Found this sketch on Wikipedia

Might be right up your alley... good luck!

RE: Mechanical water heater

As for your question about using the hydraulics, technically, it shouldn't be a problem, but I think you will have a hard time implementing it.  The fluid is normally intended to carry heat away when it passes over restrictor plates or valves and such.  The heat increase would come from using a relief valve, but the problem you might have is the time it takes to overcome the thermal inertia of heating up all of your hydraulic fluid to the needed temperature.  Plus, you would probably want to bypass the hydraulic heat exchanger to let the fluid get warm enough for you to extract heat for the diver.  And that could be something which causes bigger problems than the original issue.  

Hydraulic systems try to keep fluid cool.  It seems that this might end up being a balancing act which keeps you dancing on the razor's edge between keeping it warm enough to heat the water, but also trying to keep the hydraulic fluid from overheating.  

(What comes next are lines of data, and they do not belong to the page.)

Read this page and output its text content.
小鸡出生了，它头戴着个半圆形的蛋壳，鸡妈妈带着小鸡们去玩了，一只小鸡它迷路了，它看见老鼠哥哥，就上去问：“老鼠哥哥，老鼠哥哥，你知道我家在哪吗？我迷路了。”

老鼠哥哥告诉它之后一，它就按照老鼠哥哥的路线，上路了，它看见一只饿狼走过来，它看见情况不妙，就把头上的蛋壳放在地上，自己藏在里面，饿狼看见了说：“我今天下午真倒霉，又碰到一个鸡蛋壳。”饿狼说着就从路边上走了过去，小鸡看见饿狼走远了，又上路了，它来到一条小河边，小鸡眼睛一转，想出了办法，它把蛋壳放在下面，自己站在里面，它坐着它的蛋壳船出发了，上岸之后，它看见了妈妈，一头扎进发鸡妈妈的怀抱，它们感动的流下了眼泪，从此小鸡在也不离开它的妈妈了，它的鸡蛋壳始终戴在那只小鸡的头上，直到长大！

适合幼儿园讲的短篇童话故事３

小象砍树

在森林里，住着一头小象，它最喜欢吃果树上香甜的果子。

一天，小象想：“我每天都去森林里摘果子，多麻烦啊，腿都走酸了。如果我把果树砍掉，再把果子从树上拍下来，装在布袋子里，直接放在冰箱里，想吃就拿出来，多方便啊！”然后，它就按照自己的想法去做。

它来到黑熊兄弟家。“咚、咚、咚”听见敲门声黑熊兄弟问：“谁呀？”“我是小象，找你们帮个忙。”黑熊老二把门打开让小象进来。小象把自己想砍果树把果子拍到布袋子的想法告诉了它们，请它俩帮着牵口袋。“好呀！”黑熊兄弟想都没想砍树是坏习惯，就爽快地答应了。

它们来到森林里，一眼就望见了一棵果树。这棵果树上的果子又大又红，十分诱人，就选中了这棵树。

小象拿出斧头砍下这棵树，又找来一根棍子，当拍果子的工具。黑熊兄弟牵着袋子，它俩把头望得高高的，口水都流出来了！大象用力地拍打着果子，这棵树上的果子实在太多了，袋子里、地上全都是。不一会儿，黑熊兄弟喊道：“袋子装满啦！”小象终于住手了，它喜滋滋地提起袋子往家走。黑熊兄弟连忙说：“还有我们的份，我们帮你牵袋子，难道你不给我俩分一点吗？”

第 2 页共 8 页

Interesting problem, though.   

Engineering is not the science behind building.  It is the science behind not building.   

RE: Mechanical water heater

Thanks Etex, you've brought home an obvious point to me:

If I want water at 43C then we know the oil must be at least this temperature (actually it will be more - some thermal gradient is needed) when it leaves my heat exchange.

So I must consider how well my hydraulic circuit will behave at this sort of temperature. The resovoir, pump, ducting, etc will all need be kept insulated at a bit better than 43C lest I WASTE energy by letting it cool other than into my water.

When the 43C oil passes my point of restriction it will get hotter and should go next to the heat exchange.

Somebody mentioned water brakes above. And I started this thread thinking about a torque converter. These would be ways of generating heat after putting power through a hydraulic motor;  the larger hydraulic circuit of the poerpack would remain unheated.

But so much more gear! Just heating the main circuit could be so simple if the circuit didn't mind. I'm guessing it would need to operate at about 48C. I don't know enough about hydraulics yet but I'm going to drive a mechanic mad with this stuff real soon.

RE: Mechanical water heater


You may drive a mechanic mad very soon, but eventually, implementation of your planned arrangements will likely give you much more distress.  I wish you well, but I very much doubt the practicality of your ideas.

Valuable advice from a professor many years ago:  First, design for graceful failure.  Everything we build will eventually fail, so we must strive to avoid injuries or secondary damage when that failure occurs.  Only then can practicality and economics be properly considered.